Aiming to cut through the clutter, Obama ditched his motorcade at dinnertime in nearby St. Paul, where he ducked in and out of boutique shops and chatted up pedestrians in the type of impromptu excursion that gives the Secret Service nightmares. He spent nearly $90 on apple chips, jam and other edibles at a fine foods shop, then treated his staff to ice cream down the street.
Yet Obama’s efforts to show he still relates to everyday American life also put a fine point on the harsh political realities confronting the president.
Nearly two years into his last term, Obama’s approval ratings are sagging. His ability to set the agenda is quickly fading as Washington becomes consumed by the midterm elections and then, in 2016, the race to replace Obama. And despite a booming Wall Street, the recovery has yet to filter down to many of the middle-class families hit hardest by the recession.
At the same time, the speeches, news conferences and White House appearances that used to command primetime coverage are no longer attracting attention as interest in Obama wanes.

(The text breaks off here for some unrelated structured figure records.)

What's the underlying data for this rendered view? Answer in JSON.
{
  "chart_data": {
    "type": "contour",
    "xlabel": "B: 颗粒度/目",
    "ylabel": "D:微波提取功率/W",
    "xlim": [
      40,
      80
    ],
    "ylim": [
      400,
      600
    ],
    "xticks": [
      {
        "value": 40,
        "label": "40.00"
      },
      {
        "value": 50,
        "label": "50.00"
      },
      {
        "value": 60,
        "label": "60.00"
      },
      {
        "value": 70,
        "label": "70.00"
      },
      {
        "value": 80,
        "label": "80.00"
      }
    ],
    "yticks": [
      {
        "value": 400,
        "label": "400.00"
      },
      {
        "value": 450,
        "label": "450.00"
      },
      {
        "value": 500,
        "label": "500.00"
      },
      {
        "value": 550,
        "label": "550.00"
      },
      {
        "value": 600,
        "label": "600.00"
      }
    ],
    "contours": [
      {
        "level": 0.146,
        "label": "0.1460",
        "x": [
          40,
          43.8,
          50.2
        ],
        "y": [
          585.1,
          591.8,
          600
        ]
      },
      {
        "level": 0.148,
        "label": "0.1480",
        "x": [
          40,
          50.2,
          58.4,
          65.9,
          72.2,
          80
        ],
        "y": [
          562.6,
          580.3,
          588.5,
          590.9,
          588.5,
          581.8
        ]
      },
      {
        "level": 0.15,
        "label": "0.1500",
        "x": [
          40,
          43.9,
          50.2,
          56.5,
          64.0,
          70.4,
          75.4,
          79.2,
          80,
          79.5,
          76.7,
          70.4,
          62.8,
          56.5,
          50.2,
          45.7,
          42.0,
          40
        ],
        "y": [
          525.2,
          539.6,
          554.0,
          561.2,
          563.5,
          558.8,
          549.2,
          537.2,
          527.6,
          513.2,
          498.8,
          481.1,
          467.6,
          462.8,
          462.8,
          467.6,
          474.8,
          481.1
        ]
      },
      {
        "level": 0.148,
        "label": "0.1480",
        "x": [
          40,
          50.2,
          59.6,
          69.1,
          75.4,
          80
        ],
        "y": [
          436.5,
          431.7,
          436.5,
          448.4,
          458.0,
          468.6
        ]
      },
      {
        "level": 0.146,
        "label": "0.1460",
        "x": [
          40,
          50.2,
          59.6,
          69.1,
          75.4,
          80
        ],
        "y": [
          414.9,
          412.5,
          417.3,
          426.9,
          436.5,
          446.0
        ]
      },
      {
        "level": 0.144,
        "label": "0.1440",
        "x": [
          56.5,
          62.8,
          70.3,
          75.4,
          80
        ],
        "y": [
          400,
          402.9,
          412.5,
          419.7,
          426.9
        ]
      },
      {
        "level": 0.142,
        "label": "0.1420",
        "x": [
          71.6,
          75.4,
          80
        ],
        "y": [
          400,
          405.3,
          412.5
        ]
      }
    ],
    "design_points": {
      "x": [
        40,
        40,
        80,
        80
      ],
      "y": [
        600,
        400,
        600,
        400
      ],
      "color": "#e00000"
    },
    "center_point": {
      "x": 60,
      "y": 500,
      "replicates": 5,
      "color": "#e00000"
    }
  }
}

“The president can do all the policy he wants,” said Douglas Brinkley, a presidential historian at Rice University. “If he doesn’t feed the beast with a heart-rending story showing his policies in action, it doesn’t work very well anymore.”

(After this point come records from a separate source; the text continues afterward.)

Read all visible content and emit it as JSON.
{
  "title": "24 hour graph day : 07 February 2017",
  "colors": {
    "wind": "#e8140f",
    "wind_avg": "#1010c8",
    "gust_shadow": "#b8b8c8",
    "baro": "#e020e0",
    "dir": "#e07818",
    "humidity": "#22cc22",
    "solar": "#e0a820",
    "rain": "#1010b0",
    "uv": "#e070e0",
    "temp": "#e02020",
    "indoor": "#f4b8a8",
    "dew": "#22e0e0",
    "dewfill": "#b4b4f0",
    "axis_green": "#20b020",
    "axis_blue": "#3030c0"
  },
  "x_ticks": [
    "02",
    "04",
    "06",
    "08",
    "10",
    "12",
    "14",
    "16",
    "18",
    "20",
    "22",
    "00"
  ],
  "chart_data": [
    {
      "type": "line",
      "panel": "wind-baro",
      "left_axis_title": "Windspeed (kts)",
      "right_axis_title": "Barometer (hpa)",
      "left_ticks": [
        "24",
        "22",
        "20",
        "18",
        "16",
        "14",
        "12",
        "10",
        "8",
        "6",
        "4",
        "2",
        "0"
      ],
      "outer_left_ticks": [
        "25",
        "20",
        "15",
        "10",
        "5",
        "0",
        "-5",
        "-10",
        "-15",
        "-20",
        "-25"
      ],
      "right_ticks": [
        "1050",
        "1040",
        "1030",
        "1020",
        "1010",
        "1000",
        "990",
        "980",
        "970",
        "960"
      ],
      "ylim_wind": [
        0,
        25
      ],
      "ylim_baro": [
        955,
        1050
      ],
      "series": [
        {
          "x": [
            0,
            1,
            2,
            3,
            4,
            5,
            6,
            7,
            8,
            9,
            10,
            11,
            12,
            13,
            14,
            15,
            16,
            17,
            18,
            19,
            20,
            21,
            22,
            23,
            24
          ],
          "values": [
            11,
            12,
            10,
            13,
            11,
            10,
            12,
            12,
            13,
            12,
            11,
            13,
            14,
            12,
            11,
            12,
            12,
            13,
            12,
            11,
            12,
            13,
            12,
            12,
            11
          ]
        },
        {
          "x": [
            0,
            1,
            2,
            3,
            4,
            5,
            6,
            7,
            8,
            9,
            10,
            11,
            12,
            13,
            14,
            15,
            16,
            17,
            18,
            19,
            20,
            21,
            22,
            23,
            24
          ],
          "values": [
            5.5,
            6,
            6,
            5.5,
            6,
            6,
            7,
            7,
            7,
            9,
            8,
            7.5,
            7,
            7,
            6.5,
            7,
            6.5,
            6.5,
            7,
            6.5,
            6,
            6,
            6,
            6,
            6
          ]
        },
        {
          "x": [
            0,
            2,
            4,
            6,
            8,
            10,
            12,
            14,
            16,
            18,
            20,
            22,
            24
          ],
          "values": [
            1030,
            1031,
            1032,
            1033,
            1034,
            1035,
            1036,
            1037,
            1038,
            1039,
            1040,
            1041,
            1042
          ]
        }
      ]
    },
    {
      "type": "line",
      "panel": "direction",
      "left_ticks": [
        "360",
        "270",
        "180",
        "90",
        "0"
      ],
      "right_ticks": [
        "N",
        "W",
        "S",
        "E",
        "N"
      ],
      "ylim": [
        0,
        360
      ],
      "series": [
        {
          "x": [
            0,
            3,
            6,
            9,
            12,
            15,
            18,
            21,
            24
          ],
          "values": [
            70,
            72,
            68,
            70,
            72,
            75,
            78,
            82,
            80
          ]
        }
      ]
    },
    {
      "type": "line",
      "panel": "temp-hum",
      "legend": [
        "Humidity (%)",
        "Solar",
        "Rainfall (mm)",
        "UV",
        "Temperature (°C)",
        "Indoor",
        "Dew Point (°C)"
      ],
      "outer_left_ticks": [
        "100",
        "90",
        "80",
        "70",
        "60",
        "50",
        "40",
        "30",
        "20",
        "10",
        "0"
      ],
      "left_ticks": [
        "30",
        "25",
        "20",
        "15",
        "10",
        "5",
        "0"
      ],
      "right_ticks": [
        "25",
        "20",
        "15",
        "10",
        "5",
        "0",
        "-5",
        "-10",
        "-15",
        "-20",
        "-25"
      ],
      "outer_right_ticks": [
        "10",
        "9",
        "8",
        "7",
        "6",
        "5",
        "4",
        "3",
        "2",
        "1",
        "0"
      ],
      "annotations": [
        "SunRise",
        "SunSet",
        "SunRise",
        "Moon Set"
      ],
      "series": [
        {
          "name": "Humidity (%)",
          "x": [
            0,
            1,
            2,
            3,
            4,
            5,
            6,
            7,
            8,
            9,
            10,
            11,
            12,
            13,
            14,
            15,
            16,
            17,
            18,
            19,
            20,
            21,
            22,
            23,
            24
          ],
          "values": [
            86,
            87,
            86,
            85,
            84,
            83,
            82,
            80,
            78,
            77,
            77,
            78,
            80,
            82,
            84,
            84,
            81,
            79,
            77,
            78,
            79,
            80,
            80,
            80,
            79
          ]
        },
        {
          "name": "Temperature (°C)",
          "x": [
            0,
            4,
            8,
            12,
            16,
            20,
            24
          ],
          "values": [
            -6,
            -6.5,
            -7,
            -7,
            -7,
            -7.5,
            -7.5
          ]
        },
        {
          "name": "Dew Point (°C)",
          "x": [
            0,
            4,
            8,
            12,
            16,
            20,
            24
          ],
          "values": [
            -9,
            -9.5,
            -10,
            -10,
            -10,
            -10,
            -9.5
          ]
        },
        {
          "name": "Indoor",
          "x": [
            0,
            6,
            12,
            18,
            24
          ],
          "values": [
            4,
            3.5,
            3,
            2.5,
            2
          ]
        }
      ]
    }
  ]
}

Obama’s strategy also dovetails with advice Democrats are hearing from pollsters as they gird for a tough midterm election. In a strategy memo this week, veteran pollster Stan Greenberg urged Democrats to spend more time on an “in your shoes” economic message, focusing on workplace issues that resonate well with unmarried women — a coveted group of voters.
Obama isn’t the first president to try to boil down his agenda into humanizing, individual stories.
Lyndon Johnson had his famous “Poverty Tour,” with the iconic images of the president surrounded by rundown shacks and barefoot boys. And Ronald Reagan sought person-to-person interaction through letters, phone calls and personal visits, having learned from his movie career that “you have to stay in touch with the box office,” Brinkley said.
As evening arrived in Minneapolis, Obama’s tone turned sharply partisan as he recounted Erler’s story at a fundraiser for the Democratic Congressional Campaign Committee. When Democrats promote equal pay, higher wages or early childhood education, they’re doing it for people like Erler, he said.
“The other side has nothing to offer except cynicism and fear and frustration,” Obama said. “Sometimes we just take that for granted. And we shouldn’t.”